To help employees enhance their knowledge and skills, employees from Hinatuan Mining Corp. (HMC) were sent to a transformational agripreneurship training in Peñalosa Farms, Victorias City in Negros Occidental.

To help employees enhance their knowledge and skills, employees from Hinatuan Mining Corp. (HMC) were sent to a transformational agripreneurship training in Peñalosa Farms, Victorias City in Negros Occidental.

In turn, employees from the Mine Environmental Protection and Enhancement Department (MEPED) and Community Relations (ComRel) who were part of the trip are expected to apply what they have learned from the training when they get back to their respective departments.

On the first day of the training, participants learned about the basic foundations of agriculture and agripreneurship, as well as the informational strategies of integrated farming system.

Agripreneurship refers to entrepreneurship in agriculture that can help farmers improve how their market their produce and in turn help increase their profits. It can also help generate new revenue streams by providing new employment.

The second day of the training covers practical application of the topics discussed through sowing, pricking out, planting, and formulating probiotics for high-quality and healthy organic plants.

Additional information was also provided on how to create effective soil, appropriate fertilizers, vermicomposting, plant hormones and growth, deficiency of micro-organisms of plants, and organic bio-control insecticide.

“I learned how to produce our very own farm inputs which include: crop-specific fertilizers, indigenous plant hormones, probiotics and pest-specific pesticides,” said forester Earl John A. Gascon.

Mariel Grace D. Mortejo, Envi Technician, also gained additional knowledge during the second day of the training.

“I learned how to produce our own crop-specific fertilizer, indigenous plant hormones, probiotics for animals and plants, and to produce our own pest-specific pesticides. The training also provided information in identifying plants that are known for their bioremediation, herbal, culinary and botanical properties,” she said.
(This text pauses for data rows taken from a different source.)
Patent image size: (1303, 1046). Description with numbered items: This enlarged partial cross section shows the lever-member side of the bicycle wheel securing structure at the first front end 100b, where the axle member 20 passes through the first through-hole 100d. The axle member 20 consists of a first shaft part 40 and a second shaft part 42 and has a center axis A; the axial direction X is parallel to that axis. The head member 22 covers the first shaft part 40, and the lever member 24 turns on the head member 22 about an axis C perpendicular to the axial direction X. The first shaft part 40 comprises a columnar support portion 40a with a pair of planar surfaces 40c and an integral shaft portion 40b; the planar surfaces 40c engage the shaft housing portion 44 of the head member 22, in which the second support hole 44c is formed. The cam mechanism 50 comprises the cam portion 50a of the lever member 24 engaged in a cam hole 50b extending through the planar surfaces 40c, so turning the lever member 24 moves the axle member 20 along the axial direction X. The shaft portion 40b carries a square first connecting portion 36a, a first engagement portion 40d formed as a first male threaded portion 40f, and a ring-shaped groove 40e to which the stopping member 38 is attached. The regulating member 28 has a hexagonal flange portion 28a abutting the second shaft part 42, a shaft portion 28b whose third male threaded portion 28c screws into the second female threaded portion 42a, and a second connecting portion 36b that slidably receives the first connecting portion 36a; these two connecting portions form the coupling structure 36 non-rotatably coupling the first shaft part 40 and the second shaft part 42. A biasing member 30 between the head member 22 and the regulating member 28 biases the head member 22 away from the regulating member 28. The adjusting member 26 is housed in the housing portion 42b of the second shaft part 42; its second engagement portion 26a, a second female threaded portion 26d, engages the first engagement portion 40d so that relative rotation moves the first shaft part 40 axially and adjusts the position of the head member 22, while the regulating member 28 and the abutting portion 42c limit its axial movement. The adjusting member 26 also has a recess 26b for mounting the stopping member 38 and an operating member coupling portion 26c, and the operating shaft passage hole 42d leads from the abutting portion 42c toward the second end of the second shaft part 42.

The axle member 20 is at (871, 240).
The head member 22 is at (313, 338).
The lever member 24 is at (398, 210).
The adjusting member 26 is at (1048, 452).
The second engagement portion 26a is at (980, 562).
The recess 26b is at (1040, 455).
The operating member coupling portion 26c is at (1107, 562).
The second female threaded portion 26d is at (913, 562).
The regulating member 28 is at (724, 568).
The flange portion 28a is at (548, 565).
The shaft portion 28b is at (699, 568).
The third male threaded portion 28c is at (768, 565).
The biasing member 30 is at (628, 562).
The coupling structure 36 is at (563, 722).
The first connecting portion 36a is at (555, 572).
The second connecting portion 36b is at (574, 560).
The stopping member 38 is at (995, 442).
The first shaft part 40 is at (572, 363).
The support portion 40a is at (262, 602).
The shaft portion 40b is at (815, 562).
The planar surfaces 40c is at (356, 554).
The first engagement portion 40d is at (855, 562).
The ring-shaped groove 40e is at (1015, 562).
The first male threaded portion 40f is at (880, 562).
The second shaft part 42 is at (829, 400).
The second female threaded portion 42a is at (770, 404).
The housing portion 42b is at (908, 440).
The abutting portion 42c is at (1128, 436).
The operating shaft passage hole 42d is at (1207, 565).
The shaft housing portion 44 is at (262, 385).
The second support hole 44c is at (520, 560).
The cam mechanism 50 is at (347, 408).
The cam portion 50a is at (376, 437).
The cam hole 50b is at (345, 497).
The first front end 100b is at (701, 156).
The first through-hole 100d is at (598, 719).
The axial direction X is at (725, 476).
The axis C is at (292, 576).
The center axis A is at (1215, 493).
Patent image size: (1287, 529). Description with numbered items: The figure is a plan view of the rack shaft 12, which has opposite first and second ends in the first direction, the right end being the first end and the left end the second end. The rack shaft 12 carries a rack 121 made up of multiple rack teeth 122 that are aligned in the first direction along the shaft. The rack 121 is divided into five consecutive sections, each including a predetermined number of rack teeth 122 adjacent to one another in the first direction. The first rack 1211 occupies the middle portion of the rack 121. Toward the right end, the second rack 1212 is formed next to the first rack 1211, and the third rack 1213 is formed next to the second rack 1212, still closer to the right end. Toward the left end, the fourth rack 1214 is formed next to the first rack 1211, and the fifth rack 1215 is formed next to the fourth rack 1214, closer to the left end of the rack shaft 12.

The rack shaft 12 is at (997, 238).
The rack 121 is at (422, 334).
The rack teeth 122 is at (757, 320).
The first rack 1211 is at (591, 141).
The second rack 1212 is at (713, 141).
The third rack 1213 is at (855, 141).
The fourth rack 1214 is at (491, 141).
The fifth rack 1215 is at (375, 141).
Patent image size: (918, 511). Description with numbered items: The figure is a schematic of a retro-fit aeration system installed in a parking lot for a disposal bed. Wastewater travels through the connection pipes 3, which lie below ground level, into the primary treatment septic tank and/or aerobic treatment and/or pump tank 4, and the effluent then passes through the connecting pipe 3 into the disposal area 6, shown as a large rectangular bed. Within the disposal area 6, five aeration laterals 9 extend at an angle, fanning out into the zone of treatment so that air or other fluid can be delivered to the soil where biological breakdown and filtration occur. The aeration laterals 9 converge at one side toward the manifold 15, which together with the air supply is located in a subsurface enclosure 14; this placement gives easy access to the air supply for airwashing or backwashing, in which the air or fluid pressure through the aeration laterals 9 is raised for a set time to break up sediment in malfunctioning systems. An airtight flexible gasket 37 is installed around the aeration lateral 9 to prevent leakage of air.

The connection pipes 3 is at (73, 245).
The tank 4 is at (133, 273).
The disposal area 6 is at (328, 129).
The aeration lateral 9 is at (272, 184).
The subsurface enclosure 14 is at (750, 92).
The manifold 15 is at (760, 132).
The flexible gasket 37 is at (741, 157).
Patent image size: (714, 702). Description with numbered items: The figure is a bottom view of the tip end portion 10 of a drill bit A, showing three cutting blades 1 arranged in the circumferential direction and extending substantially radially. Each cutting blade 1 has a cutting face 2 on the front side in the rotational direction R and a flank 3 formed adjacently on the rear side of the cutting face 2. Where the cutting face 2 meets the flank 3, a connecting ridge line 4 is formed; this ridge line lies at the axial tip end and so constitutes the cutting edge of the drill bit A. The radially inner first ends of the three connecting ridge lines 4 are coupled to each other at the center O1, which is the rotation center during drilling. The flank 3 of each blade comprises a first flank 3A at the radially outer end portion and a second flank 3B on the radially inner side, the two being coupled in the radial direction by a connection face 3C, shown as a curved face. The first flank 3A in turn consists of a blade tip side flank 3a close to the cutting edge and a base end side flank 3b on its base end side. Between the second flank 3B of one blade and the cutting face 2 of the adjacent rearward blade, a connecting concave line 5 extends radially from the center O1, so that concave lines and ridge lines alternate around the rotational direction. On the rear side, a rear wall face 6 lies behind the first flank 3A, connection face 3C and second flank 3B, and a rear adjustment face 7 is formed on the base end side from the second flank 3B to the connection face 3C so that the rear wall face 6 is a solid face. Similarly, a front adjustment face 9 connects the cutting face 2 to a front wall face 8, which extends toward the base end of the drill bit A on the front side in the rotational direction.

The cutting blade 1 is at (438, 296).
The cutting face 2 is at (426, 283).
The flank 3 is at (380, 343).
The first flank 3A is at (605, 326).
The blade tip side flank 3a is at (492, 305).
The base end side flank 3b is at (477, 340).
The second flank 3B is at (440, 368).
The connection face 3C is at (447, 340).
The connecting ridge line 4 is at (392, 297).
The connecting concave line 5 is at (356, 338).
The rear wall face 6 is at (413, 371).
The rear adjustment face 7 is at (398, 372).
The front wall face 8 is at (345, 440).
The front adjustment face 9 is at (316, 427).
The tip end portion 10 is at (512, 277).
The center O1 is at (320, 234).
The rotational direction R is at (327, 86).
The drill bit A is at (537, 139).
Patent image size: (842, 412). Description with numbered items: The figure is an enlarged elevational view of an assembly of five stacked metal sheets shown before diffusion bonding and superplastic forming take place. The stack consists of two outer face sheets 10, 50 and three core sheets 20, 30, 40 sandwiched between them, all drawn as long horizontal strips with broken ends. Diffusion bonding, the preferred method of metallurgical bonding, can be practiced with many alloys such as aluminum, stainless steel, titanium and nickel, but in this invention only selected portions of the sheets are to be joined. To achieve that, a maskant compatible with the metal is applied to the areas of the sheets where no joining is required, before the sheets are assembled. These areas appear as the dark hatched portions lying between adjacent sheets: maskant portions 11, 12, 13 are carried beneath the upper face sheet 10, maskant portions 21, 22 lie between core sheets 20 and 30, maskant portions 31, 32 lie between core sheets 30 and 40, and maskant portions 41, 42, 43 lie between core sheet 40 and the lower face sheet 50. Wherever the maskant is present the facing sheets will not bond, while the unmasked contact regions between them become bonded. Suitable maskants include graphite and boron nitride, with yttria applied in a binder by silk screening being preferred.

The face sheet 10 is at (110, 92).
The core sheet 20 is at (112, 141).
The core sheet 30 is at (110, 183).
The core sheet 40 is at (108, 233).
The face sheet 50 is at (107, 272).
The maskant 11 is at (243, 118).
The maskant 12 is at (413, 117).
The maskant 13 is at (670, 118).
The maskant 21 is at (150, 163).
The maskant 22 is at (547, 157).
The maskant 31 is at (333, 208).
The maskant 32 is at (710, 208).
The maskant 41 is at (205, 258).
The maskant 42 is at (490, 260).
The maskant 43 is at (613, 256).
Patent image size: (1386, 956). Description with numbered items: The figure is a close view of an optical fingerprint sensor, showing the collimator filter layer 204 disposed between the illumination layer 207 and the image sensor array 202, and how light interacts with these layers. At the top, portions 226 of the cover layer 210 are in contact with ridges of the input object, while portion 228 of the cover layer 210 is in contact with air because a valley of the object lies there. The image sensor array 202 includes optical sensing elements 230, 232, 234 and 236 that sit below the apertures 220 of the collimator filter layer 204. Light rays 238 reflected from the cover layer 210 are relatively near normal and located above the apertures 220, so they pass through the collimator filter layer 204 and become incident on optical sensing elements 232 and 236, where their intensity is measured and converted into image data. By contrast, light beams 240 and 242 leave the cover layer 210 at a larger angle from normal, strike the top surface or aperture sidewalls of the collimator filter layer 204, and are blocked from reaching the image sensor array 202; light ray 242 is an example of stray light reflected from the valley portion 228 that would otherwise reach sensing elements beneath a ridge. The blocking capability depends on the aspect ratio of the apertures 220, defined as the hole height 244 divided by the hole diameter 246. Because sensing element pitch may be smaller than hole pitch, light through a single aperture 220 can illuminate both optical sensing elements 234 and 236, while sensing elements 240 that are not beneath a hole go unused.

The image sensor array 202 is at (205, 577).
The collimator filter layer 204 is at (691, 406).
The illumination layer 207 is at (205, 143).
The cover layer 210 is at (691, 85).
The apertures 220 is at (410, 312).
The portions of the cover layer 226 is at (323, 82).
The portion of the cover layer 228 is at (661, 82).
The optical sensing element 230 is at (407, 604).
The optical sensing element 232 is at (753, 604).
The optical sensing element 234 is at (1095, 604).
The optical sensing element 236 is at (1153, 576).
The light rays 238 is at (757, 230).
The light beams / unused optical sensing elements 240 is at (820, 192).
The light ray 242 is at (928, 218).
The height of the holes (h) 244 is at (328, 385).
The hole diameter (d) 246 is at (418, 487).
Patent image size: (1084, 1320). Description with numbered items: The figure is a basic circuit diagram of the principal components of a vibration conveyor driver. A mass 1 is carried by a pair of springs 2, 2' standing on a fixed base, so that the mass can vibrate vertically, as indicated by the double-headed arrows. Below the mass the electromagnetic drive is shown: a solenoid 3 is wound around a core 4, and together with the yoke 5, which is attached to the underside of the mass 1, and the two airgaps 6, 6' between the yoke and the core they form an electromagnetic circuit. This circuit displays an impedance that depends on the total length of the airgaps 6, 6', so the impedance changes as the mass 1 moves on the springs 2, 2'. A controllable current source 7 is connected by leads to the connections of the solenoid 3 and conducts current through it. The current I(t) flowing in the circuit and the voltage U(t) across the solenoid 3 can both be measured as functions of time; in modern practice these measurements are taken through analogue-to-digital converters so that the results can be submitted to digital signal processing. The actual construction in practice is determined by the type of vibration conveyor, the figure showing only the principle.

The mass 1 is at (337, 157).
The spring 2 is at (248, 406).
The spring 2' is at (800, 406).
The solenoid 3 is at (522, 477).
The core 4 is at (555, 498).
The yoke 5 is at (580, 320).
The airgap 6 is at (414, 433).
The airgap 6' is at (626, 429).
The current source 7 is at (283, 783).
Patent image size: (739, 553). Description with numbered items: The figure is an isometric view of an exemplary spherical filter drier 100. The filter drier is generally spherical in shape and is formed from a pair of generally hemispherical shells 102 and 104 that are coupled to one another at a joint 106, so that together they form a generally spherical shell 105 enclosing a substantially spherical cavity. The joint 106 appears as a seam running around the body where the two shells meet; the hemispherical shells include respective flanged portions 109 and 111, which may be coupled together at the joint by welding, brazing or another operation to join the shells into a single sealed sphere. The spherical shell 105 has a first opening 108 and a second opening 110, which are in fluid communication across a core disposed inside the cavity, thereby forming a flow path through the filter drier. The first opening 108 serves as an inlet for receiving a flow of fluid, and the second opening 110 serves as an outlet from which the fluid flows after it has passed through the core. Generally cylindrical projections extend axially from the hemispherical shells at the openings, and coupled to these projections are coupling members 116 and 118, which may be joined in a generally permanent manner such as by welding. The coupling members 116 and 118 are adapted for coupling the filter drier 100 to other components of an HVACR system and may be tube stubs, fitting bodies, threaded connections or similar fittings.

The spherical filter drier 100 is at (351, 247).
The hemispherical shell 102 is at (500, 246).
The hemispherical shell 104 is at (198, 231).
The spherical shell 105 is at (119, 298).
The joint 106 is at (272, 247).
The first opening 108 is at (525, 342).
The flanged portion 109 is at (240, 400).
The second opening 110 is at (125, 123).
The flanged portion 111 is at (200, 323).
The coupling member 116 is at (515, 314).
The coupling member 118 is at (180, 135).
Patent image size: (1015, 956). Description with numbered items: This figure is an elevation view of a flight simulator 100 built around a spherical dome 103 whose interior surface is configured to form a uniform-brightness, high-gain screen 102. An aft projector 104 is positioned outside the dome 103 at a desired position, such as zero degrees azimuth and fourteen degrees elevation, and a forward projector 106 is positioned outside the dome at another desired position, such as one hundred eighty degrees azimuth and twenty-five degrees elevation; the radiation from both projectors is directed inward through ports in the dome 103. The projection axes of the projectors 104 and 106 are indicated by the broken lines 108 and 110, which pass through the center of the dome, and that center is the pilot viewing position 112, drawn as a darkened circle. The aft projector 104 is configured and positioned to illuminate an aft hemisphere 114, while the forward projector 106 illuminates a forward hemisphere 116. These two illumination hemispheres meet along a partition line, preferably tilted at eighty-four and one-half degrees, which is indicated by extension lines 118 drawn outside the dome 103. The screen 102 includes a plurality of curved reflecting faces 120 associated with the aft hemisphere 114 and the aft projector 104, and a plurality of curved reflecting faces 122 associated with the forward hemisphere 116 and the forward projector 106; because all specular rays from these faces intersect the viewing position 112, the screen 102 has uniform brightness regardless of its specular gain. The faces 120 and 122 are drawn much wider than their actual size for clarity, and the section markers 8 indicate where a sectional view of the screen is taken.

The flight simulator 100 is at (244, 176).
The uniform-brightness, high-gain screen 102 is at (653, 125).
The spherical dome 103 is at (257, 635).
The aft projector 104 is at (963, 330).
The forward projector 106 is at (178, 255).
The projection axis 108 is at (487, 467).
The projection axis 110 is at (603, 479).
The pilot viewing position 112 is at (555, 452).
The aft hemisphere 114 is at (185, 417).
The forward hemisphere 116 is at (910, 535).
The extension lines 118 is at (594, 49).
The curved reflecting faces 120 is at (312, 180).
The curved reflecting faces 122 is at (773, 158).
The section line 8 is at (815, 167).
On the last day of training, the lecture centered on farm tourism and the strategies of agripreneurship. Sustainable farming, which aims to be organic, natural, diversified, and integrated, was also discussed.

Ramon Peñalosa, founder of Peñalosa Farms, also reiterated his belief in their advocacy on the third day of the training that “no Filipino should go hungry in his own native land.”

For Romen John G. Libaste, ComRel Supervisor, “agripreneurship is the heart and soul of the business that covers both integrated and organic farming.”

“I have also learned that there are livelihood activities that can be replicated in our host communities such as broiler production, egg production, swine production, and also vegetables plantation,” he added.

As for Gascon, he said that the training taught him “how to become an agripreneur in terms of the respective character, skill and values set, know the basic principles of agritecture and farm tourism, [learn] additional in-depth knowledge in integrated farming system, and also preparing our very own project proposal.”

Mortejo said she learned that organic farming allows for vertical planting, so space is not an issue.

For Glenn Ray B. Apos, mine rehabilitation officer, the training along with the people he shared the experience with is among the most memorable for him.

He was also thankful to the HMC management for selecting him as one of the participants in the training.

“Thank you to HMC for the chance and to the Penalosa Farm staff for inspiring every single participant throughout the program,” he said.

Each of the HMC training participants had gained substantial knowledge and information that will help them in their respective fields.

“The knowledge I learned is very useful in terms of my work, as I can share it [with] some people especially to those people working on the ground. I will share them my knowledge on how to produce indigenous pesticide, bio-fertilizers and probiotics, “ said Mortejo.

Apos also shared the same sentiment as Mortejo, adding: “I will use the skills I've developed by exchanging ideas, working through problems, and doing experiments in my area of competence.”

“I know that the knowledge and skill set learned here is useful most especially in my line of work which is ecotourism and landscaping development,” said Gascon.

“Likewise, the formulation of indigenous pesticides, fertilizers and probiotics can help towards our Sustainable Development Goals (SDG), promote our Environment, Social, and Governance (ESG) initiatives, and save costs in the maintenance of the rehabilitated and reforested areas. Further, as the company gears towards its Final Mine Rehabilitation and Decommissioning Plan (FMRDP) stage, these can help in promoting sustainable and integrated farming practices after the cessation of mine operation,” he added.

As a member of ComRel, Libaste also shared his own learning and how it can help him perform his task in developing HMC’s host communities.

“As a ComRel Supervisor assigned in the implementation of Social Development and Management Program (SDMP) Livelihood Projects, I can share my learning in planning and formulating what are the livelihood projects that can be suitable in the community with respect to the integrated and organic farming discussed during the seminar,” he said.